Relational databases, normalisation, and SQL queries

A database is an organised collection of related data. A relational database stores data in tables (relations) linked by keys.


Key concepts:

  • Primary key: Unique identifier for each record (e.g., StudentID)
  • Foreign key: Field in one table linking to the primary key of another
  • Entity-Relationship (ER) diagrams: Show relationships: one-to-one (1:1), one-to-many (1:M), many-to-many (M:M)

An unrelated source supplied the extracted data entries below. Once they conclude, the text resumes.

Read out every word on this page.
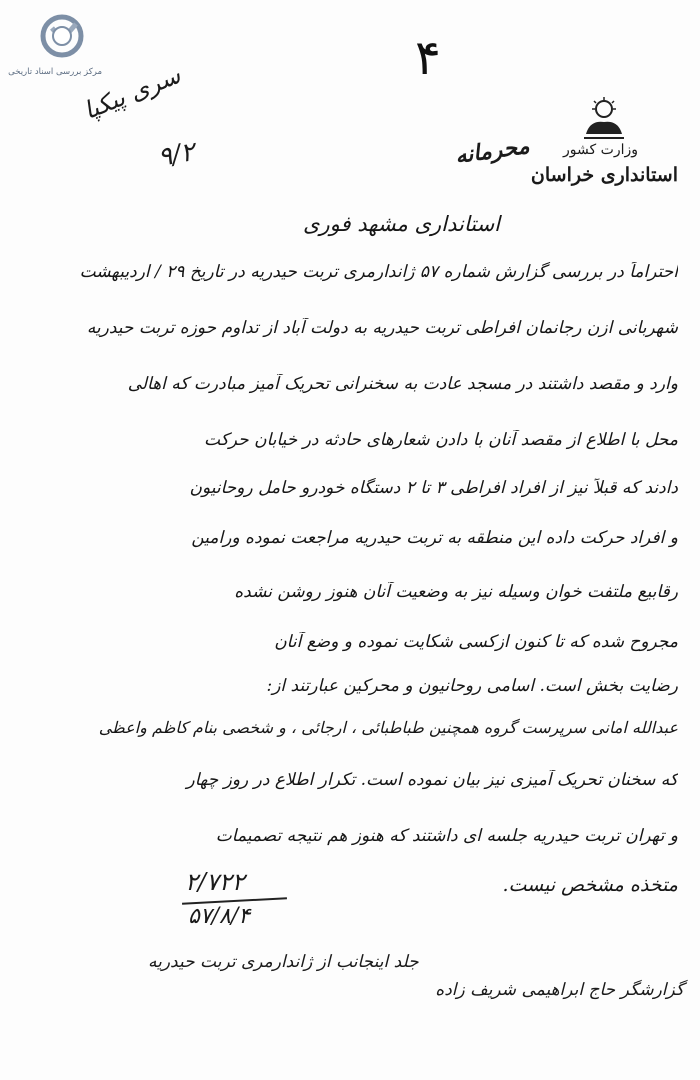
مرکز بررسی اسناد تاریخی	۴
سری پیکپا
۹/۲	وزارت کشور
استانداری خراسان
محرمانه
استانداری مشهد فوری
احتراماً در بررسی گزارش شماره ۵۷ ژاندارمری تربت حیدریه در تاریخ ۲۹ / اردیبهشت
شهربانی ازن رجانمان افراطی تربت حیدریه به دولت آباد از تداوم حوزه تربت حیدریه
وارد و مقصد داشتند در مسجد عادت به سخنرانی تحریک آمیز مبادرت که اهالی
محل با اطلاع از مقصد آنان با دادن شعارهای حادثه در خیابان حرکت
دادند که قبلاً نیز از افراد افراطی ۳ تا ۲ دستگاه خودرو حامل روحانیون
و افراد حرکت داده این منطقه به تربت حیدریه مراجعت نموده ورامین
رقابیع ملتفت خوان وسیله نیز به وضعیت آنان هنوز روشن نشده
مجروح شده که تا کنون ازکسی شکایت نموده و وضع آنان
رضایت بخش است. اسامی روحانیون و محرکین عبارتند از:
عبدالله امانی سرپرست گروه همچنین طباطبائی ، ارجائی ، و شخصی بنام کاظم واعظی
که سخنان تحریک آمیزی نیز بیان نموده است. تکرار اطلاع در روز چهار
و تهران تربت حیدریه جلسه ای داشتند که هنوز هم نتیجه تصمیمات
متخذه مشخص نیست.
۲/۷۲۲
۵۷/۸/۴
جلد اینجانب از ژاندارمری تربت حیدریه
گزارشگر حاج ابراهیمی شریف زاده
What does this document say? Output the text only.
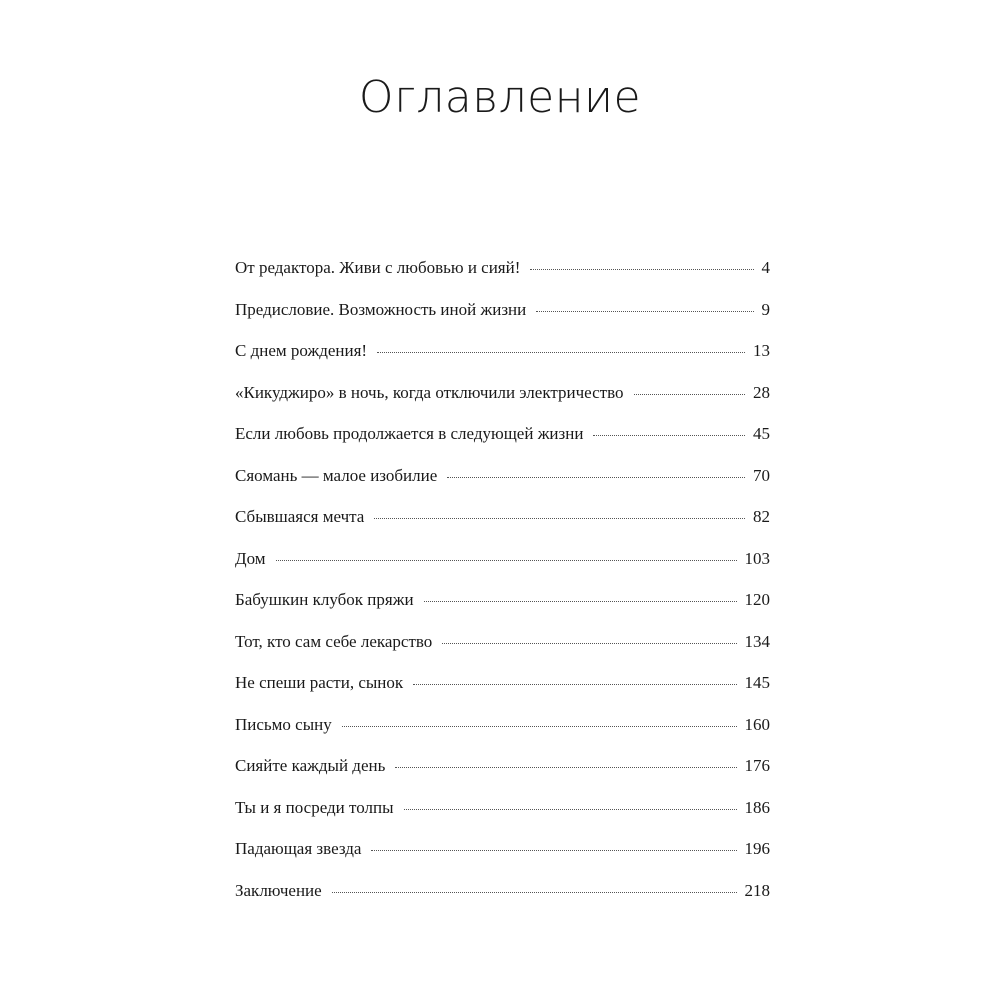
Оглавление
От редактора. Живи с любовью и сияй!	4
Предисловие. Возможность иной жизни	9
С днем рождения!	13
«Кикуджиро» в ночь, когда отключили электричество	28
Если любовь продолжается в следующей жизни	45
Сяомань — малое изобилие	70
Сбывшаяся мечта	82
Дом	103
Бабушкин клубок пряжи	120
Тот, кто сам себе лекарство	134
Не спеши расти, сынок	145
Письмо сыну	160
Сияйте каждый день	176
Ты и я посреди толпы	186
Падающая звезда	196
Заключение	218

  • Normalisation reduces data redundancy:

  • 1NF: No repeating groups, atomic values
  • 2NF: In 1NF + no partial dependencies (all non-key fields depend on whole primary key)
  • 3NF: In 2NF + no transitive dependencies

  • SQL (Structured Query Language):

  • SELECT name, grade FROM Students WHERE grade = 'A' ORDER BY name ASC
  • INSERT INTO Students (name, grade) VALUES ('Ali', 'A')
  • UPDATE Students SET grade = 'A*' WHERE id = 5
  • DELETE FROM Students WHERE id = 10
  • Aggregate functions: COUNT(*), SUM(marks), AVG(marks), MAX(marks)
  • JOIN: SELECT s.name, c.title FROM Students s **INNER JOIN** Courses c ON s.course_id = c.id
  • Key Points to Remember

    • 1Primary key uniquely identifies records; foreign key links tables
    • 2Normalisation: 1NF → 2NF → 3NF reduces redundancy
    • 3SELECT-FROM-WHERE is the core SQL query pattern
    • 4JOINs combine data from multiple tables

    Pakistan Example

    NADRA's Database — 220 Million Records, One Primary Key

    Pakistan's NADRA manages the national CNIC database — over 220 million records. Each citizen has a unique 13-digit CNIC number (primary key). Related tables store biometrics, addresses, and family relationships linked by foreign keys. SQL queries help police verify identities in seconds.